While you hope you'll never have to use them, there are some life-saving skills that are great to know just in case you need them, like CPR or the Heimlich maneuver. Another one that's great to know is how to use an EpiPen to help someone who's in anaphylactic shock from an allergic reaction. EpiPens, which have epinephrine in them to help alleviate allergic reactions until medical attention can be sought, are very easy to use. TikToker Faith Pancoast shared a video demonstrating how to use an EpiPen with her own advice added in. As someone who has used EpiPens, Faith breaks down everything you need to know about the experience in a way that's super easy to understand and takes some of the nervousness out of the situation. Ahead, we break down the step-by-step instructions for how to use an EpiPen in case of emergency, as well as more tips for what to do if you're around someone experiencing anaphylaxis.
How to Use an EpiPen
Pop the top off the EpiPen case, and remove the EpiPen.
Remove the blue top from the EpiPen.
Hold the EpiPen in your hand with the orange end facing down.
Without covering the blue end of the EpiPen, sharply jab the orange end of the EpiPen into the outer thigh. A trick to remember which end to use is "blue to the sky, orange to the thigh." You won't see the needle go in, but the pen should click, which is a signal that it's working. It can also puncture clothing, so don't worry about removing any pants before administering the shot.
Hold in place for 10 seconds. Newer EpiPens only require three seconds, but older ones require 10. It's OK to hold it longer to be sure. Faith recommends counting out loud, since people tend to count much faster in their heads.
Remove the EpiPen, and put it back in the case.
What to Do When Someone Requires an EpiPen
If you're with someone who requires an EpiPen, it's important to remain calm. By following the above instructions, you can quite literally save their life if they have an anaphylactic reaction. One important note that this TikToker shares is to call 911 or take the person to get medical help regardless of what they say. While an EpiPen can help stave off the allergic reaction, they will require additional medical intervention, so always seek medical help after you've used an EpiPen.
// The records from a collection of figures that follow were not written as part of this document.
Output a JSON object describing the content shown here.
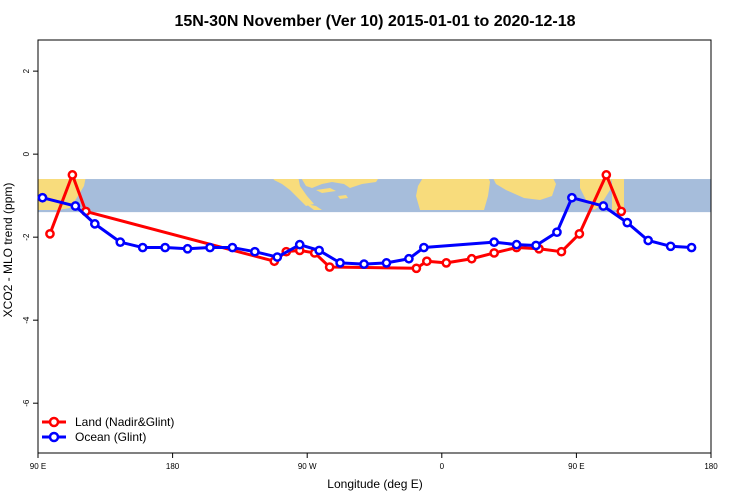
{
  "chart_data": {
    "type": "line",
    "title": "15N-30N November (Ver 10)   2015-01-01 to 2020-12-18",
    "xlabel": "Longitude (deg E)",
    "ylabel": "XCO2 - MLO trend (ppm)",
    "xlim": [
      90,
      540
    ],
    "ylim": [
      -7.2,
      2.75
    ],
    "x_ticks": [
      {
        "value": 90,
        "label": "90 E"
      },
      {
        "value": 180,
        "label": "180"
      },
      {
        "value": 270,
        "label": "90 W"
      },
      {
        "value": 360,
        "label": "0"
      },
      {
        "value": 450,
        "label": "90 E"
      },
      {
        "value": 540,
        "label": "180"
      }
    ],
    "y_ticks": [
      {
        "value": 2,
        "label": "2"
      },
      {
        "value": 0,
        "label": "0"
      },
      {
        "value": -2,
        "label": "-2"
      },
      {
        "value": -4,
        "label": "-4"
      },
      {
        "value": -6,
        "label": "-6"
      }
    ],
    "map_band": {
      "y_top": -0.6,
      "y_bottom": -1.4,
      "ocean_color": "#a6bddb",
      "land_color": "#f8dc7c"
    },
    "legend_position": "bottom-left",
    "series": [
      {
        "name": "Land (Nadir&Glint)",
        "color": "#ff0000",
        "points": [
          [
            98,
            -1.92
          ],
          [
            113,
            -0.5
          ],
          [
            122,
            -1.38
          ],
          [
            248,
            -2.58
          ],
          [
            256,
            -2.35
          ],
          [
            265,
            -2.32
          ],
          [
            275,
            -2.38
          ],
          [
            285,
            -2.72
          ],
          [
            343,
            -2.75
          ],
          [
            350,
            -2.58
          ],
          [
            363,
            -2.62
          ],
          [
            380,
            -2.52
          ],
          [
            395,
            -2.38
          ],
          [
            410,
            -2.25
          ],
          [
            425,
            -2.28
          ],
          [
            440,
            -2.35
          ],
          [
            452,
            -1.92
          ],
          [
            470,
            -0.5
          ],
          [
            480,
            -1.38
          ]
        ]
      },
      {
        "name": "Ocean (Glint)",
        "color": "#0000ff",
        "points": [
          [
            93,
            -1.05
          ],
          [
            115,
            -1.25
          ],
          [
            128,
            -1.68
          ],
          [
            145,
            -2.12
          ],
          [
            160,
            -2.25
          ],
          [
            175,
            -2.25
          ],
          [
            190,
            -2.28
          ],
          [
            205,
            -2.25
          ],
          [
            220,
            -2.25
          ],
          [
            235,
            -2.35
          ],
          [
            250,
            -2.48
          ],
          [
            265,
            -2.18
          ],
          [
            278,
            -2.32
          ],
          [
            292,
            -2.62
          ],
          [
            308,
            -2.65
          ],
          [
            323,
            -2.62
          ],
          [
            338,
            -2.52
          ],
          [
            348,
            -2.25
          ],
          [
            395,
            -2.12
          ],
          [
            410,
            -2.18
          ],
          [
            423,
            -2.2
          ],
          [
            437,
            -1.88
          ],
          [
            447,
            -1.05
          ],
          [
            468,
            -1.25
          ],
          [
            484,
            -1.65
          ],
          [
            498,
            -2.08
          ],
          [
            513,
            -2.22
          ],
          [
            527,
            -2.25
          ]
        ]
      }
    ]
  }
}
How to Dispose of an EpiPen
One of the most important steps in helping someone with an EpiPen is actually not disposing of it. Save the EpiPen so you can give it to the medical professionals who take over administering care after you. If this is an EMT, give them the EpiPen so they know how much medication was administered. If you take the person to the hospital, bring the EpiPen along and give it to the doctors for the same reason. They'll dispose of it for you. However, if you end up with a spent needle that needs to be disposed of after the person you've helped is OK, treat it the same way you'd dispose of sharps by taking it to a medical facility. If you regularly use needles at home, you may already have a sharps container that you use for disposal, which you can also use in this case.